A bit demoralised today

Yesterday was my first day on Pureed foods, and I decided to celebrate with having a Banana Smoothie. Now before I jumped in, I looked up what would be a responsible Smoothie. I decided to go with 1 Banana, a Tablespoon of Peanut Butter, 100 Mils of milk, and 6 Ice Cubes.It comes out to about 200 calories.  Using my blender, I got it is a nice pureed state, and I had about 300 mils in total.

So, I proceeded in, about 10 minutes, to drink about 150 mils of it.

It was awesome.

Shortly after though, things started to go haywire. I felt nauseous, but not to the point of throwing up. I felt full, but not bursting, and there was no pain, but I got foggy in the head, and very tired. And I pretty much passed out on the couch for about two hours. During that time, I had weird, upsetting dreams… nothing that I quite remember, but I do remember the emotions and feelings. I woke up, still foggy, my stomach gassy. I went to the bathroom, and decided to lay down after a bout of slight dizziness when I stood up. About a hour later, I was feeling clear in the head again, but the gas continued for the rest of the evening.

I haven’t eaten since (I have no desire to).

I spoke with a friend last night who had the Sleeve surgery (similar but slightly different to mine) and he gave me the bad news: This may be a reaction to something you ate, and maybe you should avoid it. My heart sank. Bananas are one of my favorite foods, and it is often one that I gravitate to when I am told to have fruits.
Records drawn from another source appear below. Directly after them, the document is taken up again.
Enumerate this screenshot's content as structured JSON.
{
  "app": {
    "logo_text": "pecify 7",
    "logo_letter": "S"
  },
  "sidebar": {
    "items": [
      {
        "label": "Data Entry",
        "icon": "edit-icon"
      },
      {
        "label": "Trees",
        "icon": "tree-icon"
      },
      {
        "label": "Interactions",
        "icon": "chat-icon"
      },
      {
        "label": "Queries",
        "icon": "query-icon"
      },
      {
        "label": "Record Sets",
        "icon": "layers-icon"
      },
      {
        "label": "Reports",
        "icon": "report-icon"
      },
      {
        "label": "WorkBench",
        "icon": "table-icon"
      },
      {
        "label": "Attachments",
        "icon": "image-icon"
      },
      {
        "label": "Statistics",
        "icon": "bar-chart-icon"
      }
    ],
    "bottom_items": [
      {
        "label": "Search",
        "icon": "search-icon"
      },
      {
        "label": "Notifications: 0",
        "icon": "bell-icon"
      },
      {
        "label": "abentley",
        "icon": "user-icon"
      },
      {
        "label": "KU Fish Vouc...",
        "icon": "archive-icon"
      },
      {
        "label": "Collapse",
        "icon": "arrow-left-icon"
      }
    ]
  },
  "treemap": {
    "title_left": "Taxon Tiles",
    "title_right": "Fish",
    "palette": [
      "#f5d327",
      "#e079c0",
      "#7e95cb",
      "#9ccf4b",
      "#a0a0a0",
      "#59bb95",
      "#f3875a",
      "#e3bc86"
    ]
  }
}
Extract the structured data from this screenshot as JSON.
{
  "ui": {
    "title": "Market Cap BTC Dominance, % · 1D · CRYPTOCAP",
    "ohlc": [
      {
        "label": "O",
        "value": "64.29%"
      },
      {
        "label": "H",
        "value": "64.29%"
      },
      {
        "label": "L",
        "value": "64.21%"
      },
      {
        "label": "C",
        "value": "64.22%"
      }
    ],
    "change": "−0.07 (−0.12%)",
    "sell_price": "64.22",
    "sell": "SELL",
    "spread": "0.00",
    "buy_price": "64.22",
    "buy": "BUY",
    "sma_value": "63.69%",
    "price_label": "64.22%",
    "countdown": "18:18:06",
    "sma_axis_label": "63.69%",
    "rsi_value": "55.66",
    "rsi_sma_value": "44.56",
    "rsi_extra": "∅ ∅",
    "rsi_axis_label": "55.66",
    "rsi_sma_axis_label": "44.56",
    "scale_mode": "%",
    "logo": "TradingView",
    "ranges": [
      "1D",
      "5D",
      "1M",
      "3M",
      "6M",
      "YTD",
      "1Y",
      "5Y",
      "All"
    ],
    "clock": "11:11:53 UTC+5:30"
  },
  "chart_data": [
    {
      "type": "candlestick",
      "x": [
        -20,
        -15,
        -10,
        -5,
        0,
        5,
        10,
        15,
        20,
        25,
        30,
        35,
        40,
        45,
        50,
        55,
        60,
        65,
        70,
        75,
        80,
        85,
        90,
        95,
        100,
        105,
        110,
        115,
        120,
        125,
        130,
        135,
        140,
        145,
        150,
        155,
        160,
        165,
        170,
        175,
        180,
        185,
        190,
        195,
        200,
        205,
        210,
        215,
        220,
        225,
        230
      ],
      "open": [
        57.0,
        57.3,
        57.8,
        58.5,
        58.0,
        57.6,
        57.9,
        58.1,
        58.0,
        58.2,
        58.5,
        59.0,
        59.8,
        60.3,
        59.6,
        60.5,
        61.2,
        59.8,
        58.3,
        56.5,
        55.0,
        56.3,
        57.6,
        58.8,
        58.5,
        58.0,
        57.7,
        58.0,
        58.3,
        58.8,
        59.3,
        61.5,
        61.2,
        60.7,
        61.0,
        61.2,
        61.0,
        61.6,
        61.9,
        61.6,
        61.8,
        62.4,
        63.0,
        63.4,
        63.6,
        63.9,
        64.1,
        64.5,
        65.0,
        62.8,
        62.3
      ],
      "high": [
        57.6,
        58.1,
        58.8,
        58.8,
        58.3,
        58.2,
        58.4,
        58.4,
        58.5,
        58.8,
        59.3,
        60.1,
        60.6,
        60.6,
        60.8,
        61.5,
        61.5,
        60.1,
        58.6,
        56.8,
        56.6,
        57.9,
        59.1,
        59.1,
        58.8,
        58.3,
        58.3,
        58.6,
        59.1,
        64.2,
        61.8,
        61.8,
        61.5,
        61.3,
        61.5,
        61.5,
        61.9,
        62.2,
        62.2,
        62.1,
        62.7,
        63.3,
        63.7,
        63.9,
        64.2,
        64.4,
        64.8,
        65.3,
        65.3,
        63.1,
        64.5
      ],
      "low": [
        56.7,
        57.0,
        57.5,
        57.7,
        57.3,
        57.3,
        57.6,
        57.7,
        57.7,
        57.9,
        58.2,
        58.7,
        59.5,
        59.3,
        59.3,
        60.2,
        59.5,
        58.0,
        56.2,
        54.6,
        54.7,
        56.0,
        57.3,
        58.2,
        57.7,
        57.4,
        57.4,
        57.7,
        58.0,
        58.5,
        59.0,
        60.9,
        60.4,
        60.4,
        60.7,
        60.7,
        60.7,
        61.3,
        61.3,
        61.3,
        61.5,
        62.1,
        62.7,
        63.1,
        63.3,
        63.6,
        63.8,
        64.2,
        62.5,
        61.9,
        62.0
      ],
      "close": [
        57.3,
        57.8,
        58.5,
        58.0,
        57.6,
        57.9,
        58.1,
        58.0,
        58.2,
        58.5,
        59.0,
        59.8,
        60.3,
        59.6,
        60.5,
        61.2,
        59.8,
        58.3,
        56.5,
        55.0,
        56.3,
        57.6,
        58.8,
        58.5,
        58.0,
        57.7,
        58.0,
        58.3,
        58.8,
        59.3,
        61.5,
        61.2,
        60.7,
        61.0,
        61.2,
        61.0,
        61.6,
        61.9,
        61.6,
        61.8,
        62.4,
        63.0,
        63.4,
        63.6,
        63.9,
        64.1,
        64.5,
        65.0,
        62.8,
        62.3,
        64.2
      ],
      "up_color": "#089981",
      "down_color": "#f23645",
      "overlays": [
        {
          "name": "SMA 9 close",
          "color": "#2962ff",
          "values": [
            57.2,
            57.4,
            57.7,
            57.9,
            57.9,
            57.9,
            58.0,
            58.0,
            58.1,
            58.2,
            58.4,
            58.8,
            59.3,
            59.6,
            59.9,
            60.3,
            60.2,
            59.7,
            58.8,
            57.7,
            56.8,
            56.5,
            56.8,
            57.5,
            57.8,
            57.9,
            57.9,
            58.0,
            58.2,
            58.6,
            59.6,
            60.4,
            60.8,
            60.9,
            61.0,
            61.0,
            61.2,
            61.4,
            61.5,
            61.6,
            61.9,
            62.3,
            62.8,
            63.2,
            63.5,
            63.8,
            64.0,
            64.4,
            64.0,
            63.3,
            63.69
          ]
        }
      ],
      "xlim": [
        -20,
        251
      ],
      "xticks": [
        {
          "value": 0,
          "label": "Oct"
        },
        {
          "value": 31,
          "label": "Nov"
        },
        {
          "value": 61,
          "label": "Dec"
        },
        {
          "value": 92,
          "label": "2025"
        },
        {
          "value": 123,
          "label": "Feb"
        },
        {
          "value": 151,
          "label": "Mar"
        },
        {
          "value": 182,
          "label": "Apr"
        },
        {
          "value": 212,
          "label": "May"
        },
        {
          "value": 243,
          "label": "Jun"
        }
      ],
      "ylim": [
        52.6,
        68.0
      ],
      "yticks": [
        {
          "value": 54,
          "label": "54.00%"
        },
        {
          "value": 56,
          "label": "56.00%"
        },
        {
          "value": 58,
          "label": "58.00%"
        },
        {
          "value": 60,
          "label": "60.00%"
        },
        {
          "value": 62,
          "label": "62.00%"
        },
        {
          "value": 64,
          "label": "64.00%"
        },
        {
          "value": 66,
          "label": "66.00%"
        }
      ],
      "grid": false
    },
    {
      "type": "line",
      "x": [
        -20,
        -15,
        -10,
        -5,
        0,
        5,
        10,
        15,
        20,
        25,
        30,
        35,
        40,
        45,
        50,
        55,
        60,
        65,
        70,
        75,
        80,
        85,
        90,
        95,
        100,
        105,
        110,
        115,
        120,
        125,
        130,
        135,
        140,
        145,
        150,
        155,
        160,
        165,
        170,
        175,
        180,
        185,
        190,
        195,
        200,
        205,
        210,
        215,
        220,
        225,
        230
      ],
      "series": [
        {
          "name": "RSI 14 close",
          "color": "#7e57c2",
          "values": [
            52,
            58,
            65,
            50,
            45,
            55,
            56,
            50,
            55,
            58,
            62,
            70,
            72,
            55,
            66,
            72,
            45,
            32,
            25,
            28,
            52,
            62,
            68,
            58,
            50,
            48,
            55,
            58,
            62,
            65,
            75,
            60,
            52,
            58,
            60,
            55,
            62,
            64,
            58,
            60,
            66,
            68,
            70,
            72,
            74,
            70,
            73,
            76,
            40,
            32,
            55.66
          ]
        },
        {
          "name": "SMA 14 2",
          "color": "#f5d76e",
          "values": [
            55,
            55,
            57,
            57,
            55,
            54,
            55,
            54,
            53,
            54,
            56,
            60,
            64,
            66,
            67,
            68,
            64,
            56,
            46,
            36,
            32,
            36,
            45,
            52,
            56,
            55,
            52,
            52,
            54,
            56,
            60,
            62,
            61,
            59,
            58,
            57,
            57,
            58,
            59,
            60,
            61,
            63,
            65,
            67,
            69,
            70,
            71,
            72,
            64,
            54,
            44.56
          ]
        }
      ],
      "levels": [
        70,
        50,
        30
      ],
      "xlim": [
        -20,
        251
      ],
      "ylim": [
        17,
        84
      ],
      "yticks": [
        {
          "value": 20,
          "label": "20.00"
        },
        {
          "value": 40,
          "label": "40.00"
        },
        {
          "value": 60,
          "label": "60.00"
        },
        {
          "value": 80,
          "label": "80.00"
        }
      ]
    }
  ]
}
He says that there is a lot of re-learning to my body, but if Bananas of all things make me feel bad, then… this is going to be harder than I thought. I also think that the influx of sugar, after… weeks of not having it, probably did a number on me, so I may need to avoid that for the near term… which again, while good, is kinda devastating. Luckily, I am not diabetic, so I can cross that worry off, but still. Being sugar free is alright (Thanks Sarah Wilson)  but it is nice to have a fucking smoothie.

In reality, I have very few vices. Food honestly was my biggest vice, and (rightly) it is gone. I don’t drink (I have been dry for over a month, and could care less), I don’t smoke cigarettes. I have been sober and not eating much for a better part of a month now, and I am feeling…. tired and grumpy.

Oh god, I am Kate McCartney.

I should likely stick to proteins for the next bit, the pureed foods I ordered last week will help with that, but this portents some huge worry for me. I have 4 weeks until I am on solid foods again, and I desperately hope that when I get there, I can still have a Banana.

I am sure I will come to terms with it, but for right now, I feel like I have been punched in the gut.